Eli doesn’t care what the the therapist thinks. He only wants his signed recertification form, but after she finally obliges, everything starts to go downhill instead of up. Back at the office, Jordan has an obvious disdain for the firm’s bread-and-butter devious clients and a new enthusiasm for pro bono work, thanks to Eli’s many pre-operation crusades. And, in the past, Eli would have jumped at the chance to help with one of the pro bono cases that Maggie currently spends most of her time on; now he’s simply not interested.
The one thing that finally gets through to Eli is his brother Nate, who experiences his first ever divine vision when he walks into a patient’s room at the hospital and suddenly finds himself in a bank with Jordan, just before a crane crashes through the ceiling. When Nate shares the unsettling event with Eli, his younger brother is more than eager to believe, especially after Jordan, at Credit Dauphin for a meeting, is trapped inside the bank after “a huge ass crane” falls on top of it.
Once this disaster occurs, the episode takes off. On top of worrying that Nate has developed an aneurysm after he has this vision and then collapses later with his head in pain, Eli has to find a way to convince Taylor and Jordan’s wife Ellen (Eureka’s Debrah Farentino) of one thing: that Jordan is trapped in a stairwell, not the conference room where the search and rescue team is concentrating its effort.
Ellen is easy enough to persuade, but Taylor’s not buying it, possibly because of her lingering animosity about their broken engagement. Whatever the reason, Eli is forced to go to court to seek an injunction requiring the rescue team to redirect its efforts to the stairwell, a dangerous option because the building is highly unstable. Eli loses, though; the judge has to base her decision on what can be proved.

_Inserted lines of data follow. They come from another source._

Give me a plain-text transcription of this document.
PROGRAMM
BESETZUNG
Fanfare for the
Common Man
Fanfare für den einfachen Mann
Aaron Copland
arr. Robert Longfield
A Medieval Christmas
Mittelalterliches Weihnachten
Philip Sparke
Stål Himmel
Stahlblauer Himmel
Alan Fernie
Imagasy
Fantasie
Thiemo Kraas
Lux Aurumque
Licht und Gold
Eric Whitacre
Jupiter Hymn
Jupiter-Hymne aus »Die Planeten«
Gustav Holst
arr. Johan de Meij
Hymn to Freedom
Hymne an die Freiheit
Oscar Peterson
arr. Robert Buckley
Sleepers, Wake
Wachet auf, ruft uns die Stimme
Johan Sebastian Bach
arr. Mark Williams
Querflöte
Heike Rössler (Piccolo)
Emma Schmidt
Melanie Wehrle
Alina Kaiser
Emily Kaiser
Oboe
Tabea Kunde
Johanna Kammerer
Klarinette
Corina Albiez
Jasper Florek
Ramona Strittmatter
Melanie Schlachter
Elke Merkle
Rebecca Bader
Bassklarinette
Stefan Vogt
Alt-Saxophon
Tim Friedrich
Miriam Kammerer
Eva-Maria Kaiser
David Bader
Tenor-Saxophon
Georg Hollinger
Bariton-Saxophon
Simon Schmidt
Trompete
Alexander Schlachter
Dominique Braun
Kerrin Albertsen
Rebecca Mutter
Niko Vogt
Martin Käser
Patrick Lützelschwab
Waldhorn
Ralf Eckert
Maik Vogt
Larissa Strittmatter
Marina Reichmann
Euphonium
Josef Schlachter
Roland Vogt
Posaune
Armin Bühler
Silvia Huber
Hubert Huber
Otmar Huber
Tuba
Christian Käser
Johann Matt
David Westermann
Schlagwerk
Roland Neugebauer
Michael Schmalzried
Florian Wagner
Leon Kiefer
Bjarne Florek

Of course, Nate’s vision is accurate and Jordan is ultimately located where the doctor says he would be, but to convince Taylor, Eli has to first own up to his previous visions in public, as well as admit that he wants his divine inspiration back. The last also means accepting the returned hereditary subarachnoid aneurysm that goes along with the visions. If that will save his brother, who’s about to move in with Beth and her daughter, Eli is ready.
The therapist helps him reach that stage when he finally notices that the signed recertification form isn’t signed at all. Eli returns to her office to find it abandoned, until he steps inside and she suddenly reappears for another chat. That’s right: after leading us to believe that Eli has been vision-free for six months, it turns out he’s been seeing things, or at least the therapist, for the last half of that period.
Logically, Eli suspects she’s God, but she’ll only admit to being a “fiduciary of God” after reminding Eli he wanted his normal life back and that’s what he got. If the visions are returned, however, this time Eli must lead instead of standing around waiting to be led.
I guess that will be the focus of the second season, as Eli copes with Taylor hooking up with his rival Matt Dowd, his brother Nate hooking up with the woman he lost his virginity to in college, Maggie hooking up with and marrying this dude Scott, and acupuncturist Frank Chen continuing to ride him hard about his responsibilities as a divine interventionist.
Taken with Jordan’s final cliffhanger revelation to Eli that he was coming to see him after leaving the bank because he knows what they have to do now, it sounds like good times are ahead on this series. I just hope more people watch during the sophomore run so we fans will get another season afterwards.














I’m really liking this show-and I’m very curious to see where it will go! It’s definitely a hard show to explain to people, haha. “There are musicals? And George Michael? And God’s Will? And Lawyers?”
It’s definitely a hard show to explain to people
Tell me about it, Faith, but it sure is worth taking the time to watch and figure out. Charming Eli is definitely one of my faves.